BLORA, Harianmuria.com – Nama Marco Antonio Jose Yohanes, mahasiswa S1 Manajemen Universitas Surabaya (UBAYA) asal Blora, kini mencuri perhatian dunia akademik internasional.
Di usia muda, ia telah menorehkan prestasi gemilang berupa tiga publikasi ilmiah terindeks Scopus, sebuah pencapaian yang jarang diraih oleh mahasiswa sarjana.
Terbaru, pembimbingnya, Bobby Ardiansyahmiraja M.MT., mengumumkan melalui Instagram bahwa Marco kembali menerbitkan artikel sebagai first-author di jurnal Tourism and Hospitality Research (THR), jurnal bereputasi Scopus Q1 dengan persentil 93 persen dan CiteScore 9,1.

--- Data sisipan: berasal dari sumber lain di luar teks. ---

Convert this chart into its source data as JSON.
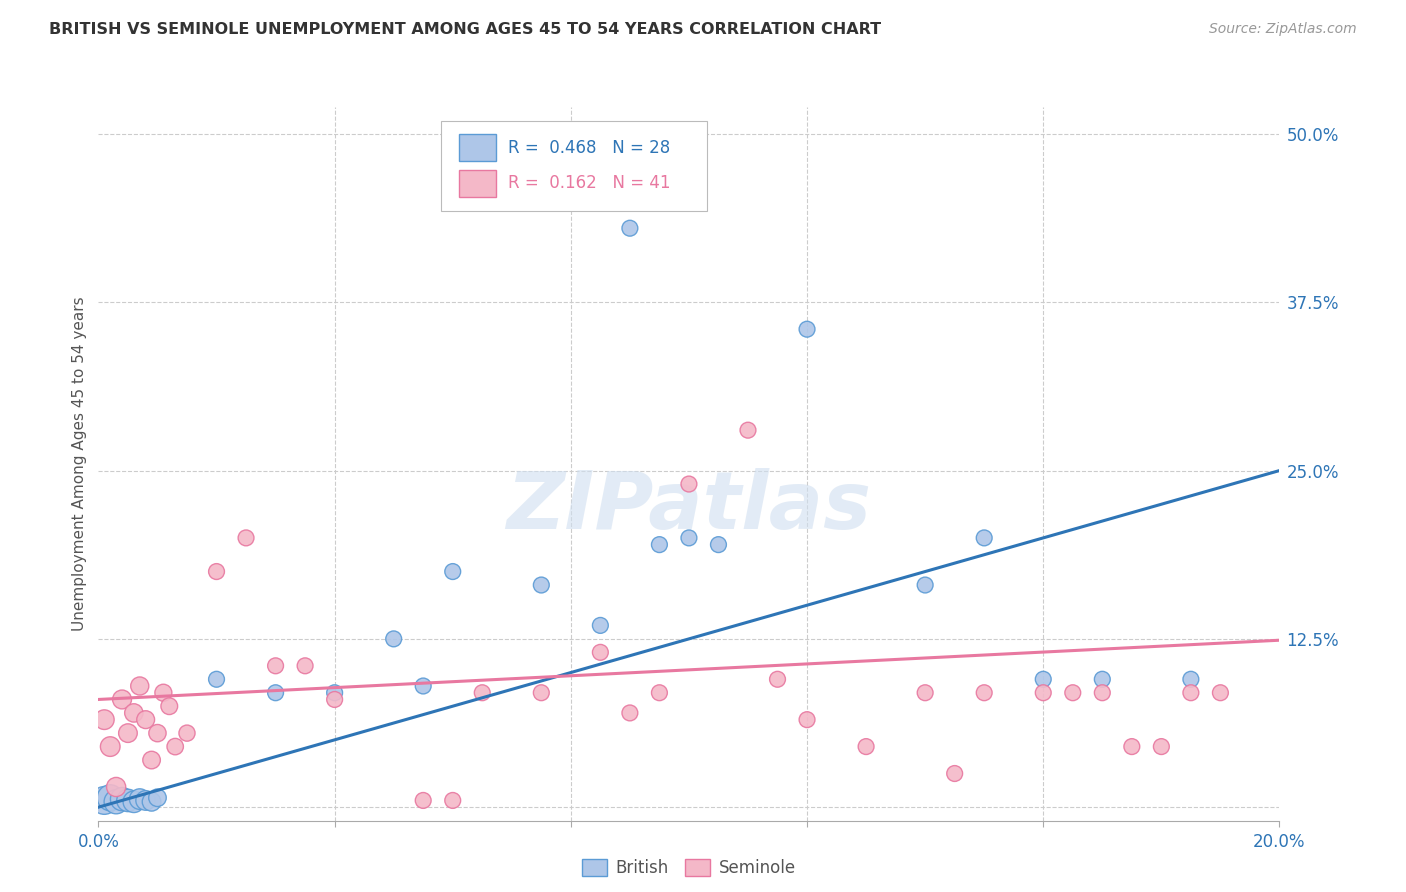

Artikel tersebut berjudul ‘The ‘Three Cs’ of Food Influencers: An Examination of Characteristics, Closeness, and Content Attributes in Tourism’. Editor utamanya adalah Dr. Viachaslau Filimonau dari University of Surrey, Inggris.
Meneliti Fenomena Influencer Kuliner
Marco menjelaskan bahwa penelitiannya berangkat dari fenomena banyaknya masyarakat yang bepergian semata-mata untuk mencari pengalaman kuliner, termasuk mengikuti rekomendasi para influencer.
“Jurnal ini ditulis dari pengamatan bahwa banyak orang memilih destinasi kuliner berdasarkan influencer di media sosial,” ujarnya.
Ia terinspirasi dari orang tuanya yang juga sering menggunakan Instagram, TikTok, dan YouTube untuk mencari rekomendasi makanan. Menurutnya, potensi daerah Indonesia – termasuk Sate Blora– harus diperkenalkan lebih luas melalui peran influencer.
2 Publikasi Lain: dari Sepak Bola hingga Keuangan
Prestasi Marco tidak berhenti di situ. Pada akhir 2024, ia menerbitkan artikel tentang fenomena kecintaan fans Indonesia pada klub Eropa di jurnal Managing Sport and Leisure (Scopus Q2), sesuai hobinya menonton pertandingan sepak bola.
Ia juga menulis artikel di bidang keuangan pada jurnal Finance: Theory and Practice (Scopus Q3) milik Financial University under the Government of Russian Federation. Artikel tersebut membahas perkembangan adopsi layanan keuangan digital, khususnya online stockbroker.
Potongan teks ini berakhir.